Every AI disclosure is now an SEC document.
Tokto gives the CFO of a bank, bureau, or capital markets firm one record that ties every AI capability, every disclosure, and every model output to a date, a policy, and a person, before it lands in the 10-K.
It is the morning of the earnings call. A reporter asks how the AI feature in your consumer app handles disputed credit decisions. The CFO does not have a clean answer. By Wednesday the CFPB has opened an inquiry, the D&O carrier has flagged the AI disclosure language, and outside counsel is asking for an attributable record of every model output that touched a consumer file in the last six quarters. There is no record.
- A single attributable trail covering every consumer dispute, every model summary, and every disclosed AI capability, tied to a record and a date.

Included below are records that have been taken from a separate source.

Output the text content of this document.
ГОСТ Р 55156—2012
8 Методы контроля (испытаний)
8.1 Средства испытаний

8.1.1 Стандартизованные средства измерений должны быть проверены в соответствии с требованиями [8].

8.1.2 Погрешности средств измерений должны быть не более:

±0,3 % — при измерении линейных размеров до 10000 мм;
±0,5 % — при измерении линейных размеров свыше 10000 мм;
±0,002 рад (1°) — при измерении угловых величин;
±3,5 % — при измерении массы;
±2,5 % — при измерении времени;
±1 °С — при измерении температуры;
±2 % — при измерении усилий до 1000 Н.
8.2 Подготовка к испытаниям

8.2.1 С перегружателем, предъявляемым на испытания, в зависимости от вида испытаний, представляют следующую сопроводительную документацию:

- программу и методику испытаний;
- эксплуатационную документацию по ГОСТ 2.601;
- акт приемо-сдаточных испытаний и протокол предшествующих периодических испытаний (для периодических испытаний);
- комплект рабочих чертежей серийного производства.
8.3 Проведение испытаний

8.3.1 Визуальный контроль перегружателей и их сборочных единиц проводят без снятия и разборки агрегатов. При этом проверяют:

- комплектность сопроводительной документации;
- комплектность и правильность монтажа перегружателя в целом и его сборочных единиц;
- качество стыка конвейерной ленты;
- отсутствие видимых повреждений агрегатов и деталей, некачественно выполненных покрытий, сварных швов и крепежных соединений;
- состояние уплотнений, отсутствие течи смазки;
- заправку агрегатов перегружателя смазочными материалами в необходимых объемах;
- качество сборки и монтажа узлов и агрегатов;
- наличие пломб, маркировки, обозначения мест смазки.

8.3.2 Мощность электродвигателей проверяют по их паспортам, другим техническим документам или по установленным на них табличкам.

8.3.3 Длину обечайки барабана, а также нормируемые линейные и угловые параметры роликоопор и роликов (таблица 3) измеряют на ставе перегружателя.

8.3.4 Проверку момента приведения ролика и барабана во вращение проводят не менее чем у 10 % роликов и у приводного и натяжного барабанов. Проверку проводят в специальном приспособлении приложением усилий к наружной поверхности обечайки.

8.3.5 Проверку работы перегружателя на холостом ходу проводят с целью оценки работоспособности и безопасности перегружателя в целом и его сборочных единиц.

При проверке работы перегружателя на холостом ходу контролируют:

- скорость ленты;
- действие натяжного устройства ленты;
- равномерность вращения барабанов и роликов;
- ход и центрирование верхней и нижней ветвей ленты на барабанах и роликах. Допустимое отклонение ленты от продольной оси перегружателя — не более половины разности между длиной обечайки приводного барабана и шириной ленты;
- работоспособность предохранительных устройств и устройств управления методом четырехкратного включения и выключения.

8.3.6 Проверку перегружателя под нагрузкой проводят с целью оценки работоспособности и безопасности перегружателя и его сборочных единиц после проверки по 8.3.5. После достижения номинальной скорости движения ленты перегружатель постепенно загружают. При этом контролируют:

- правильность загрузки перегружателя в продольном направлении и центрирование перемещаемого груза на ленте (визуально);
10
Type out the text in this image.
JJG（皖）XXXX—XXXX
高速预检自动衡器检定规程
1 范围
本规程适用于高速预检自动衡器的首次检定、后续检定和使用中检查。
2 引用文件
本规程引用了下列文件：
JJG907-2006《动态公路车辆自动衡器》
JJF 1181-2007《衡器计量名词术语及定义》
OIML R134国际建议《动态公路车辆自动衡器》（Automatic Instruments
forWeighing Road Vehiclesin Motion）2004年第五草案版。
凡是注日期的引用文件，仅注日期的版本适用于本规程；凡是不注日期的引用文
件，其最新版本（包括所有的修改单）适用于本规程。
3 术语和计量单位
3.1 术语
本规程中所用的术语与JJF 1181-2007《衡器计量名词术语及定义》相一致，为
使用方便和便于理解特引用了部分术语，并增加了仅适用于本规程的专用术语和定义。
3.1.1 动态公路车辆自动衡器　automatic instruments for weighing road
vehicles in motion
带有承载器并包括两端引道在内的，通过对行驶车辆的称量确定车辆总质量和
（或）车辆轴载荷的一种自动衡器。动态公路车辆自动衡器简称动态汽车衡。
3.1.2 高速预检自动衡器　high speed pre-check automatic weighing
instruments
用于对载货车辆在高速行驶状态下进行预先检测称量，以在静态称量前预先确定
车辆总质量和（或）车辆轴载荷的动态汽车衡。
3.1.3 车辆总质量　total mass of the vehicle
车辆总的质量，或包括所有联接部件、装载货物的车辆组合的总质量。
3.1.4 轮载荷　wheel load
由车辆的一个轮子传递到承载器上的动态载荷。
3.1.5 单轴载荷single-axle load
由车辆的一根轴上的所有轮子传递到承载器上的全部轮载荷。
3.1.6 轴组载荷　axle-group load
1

- An auditable record formatted for the CFPB, SEC, OCC, FRB, FCA, the bureau examiner, and the D&O carrier on the same evidence.
- Policy applied at the prompt, so no model-generated dispute outcome ships without review and no AI marketing claim sits outside the formal disclosure.
- Defensibility that holds up under FCRA enforcement, SEC class action, prudential examination, and 10-K disclosure scrutiny.
- An AI feature ships with marketing copy that does not match the 10-K language. The disclosure becomes the basis for a securities class action.
- A model produces a consumer-facing dispute outcome without a recorded human review. The CFPB asks for the file and there is none.
- Bureau-grade data flows into a third-party model with no record of consent or use limit. FCRA exposure that the D&O carrier did not price.
- Persistent AI errors in customer-facing summaries, with no correction log. The board reads about it in the proxy and the carrier raises the renewal.
Tokto sits between your AI systems and your filings. Every disclosed AI feature, from a chatbot that explains a credit denial to a model summary on a wealth dashboard, is captured as a record at the moment it produces output. The record contains the prompt, the policy applied, the model version, the human reviewer if any, the consumer or account it touched, and the disclosure language that was active at that time. It is the same record the regulator asks for and the same record the auditor signs.
When the SEC, the CFPB, or the prudential regulator asks how the AI feature you described in your 10-K actually behaved last quarter, the answer is one query against the system of record. The CFO sees the same view as the General Counsel, the Chief Risk Officer, and the bureau examiner. The disclosure stops being a writing exercise and starts being a query.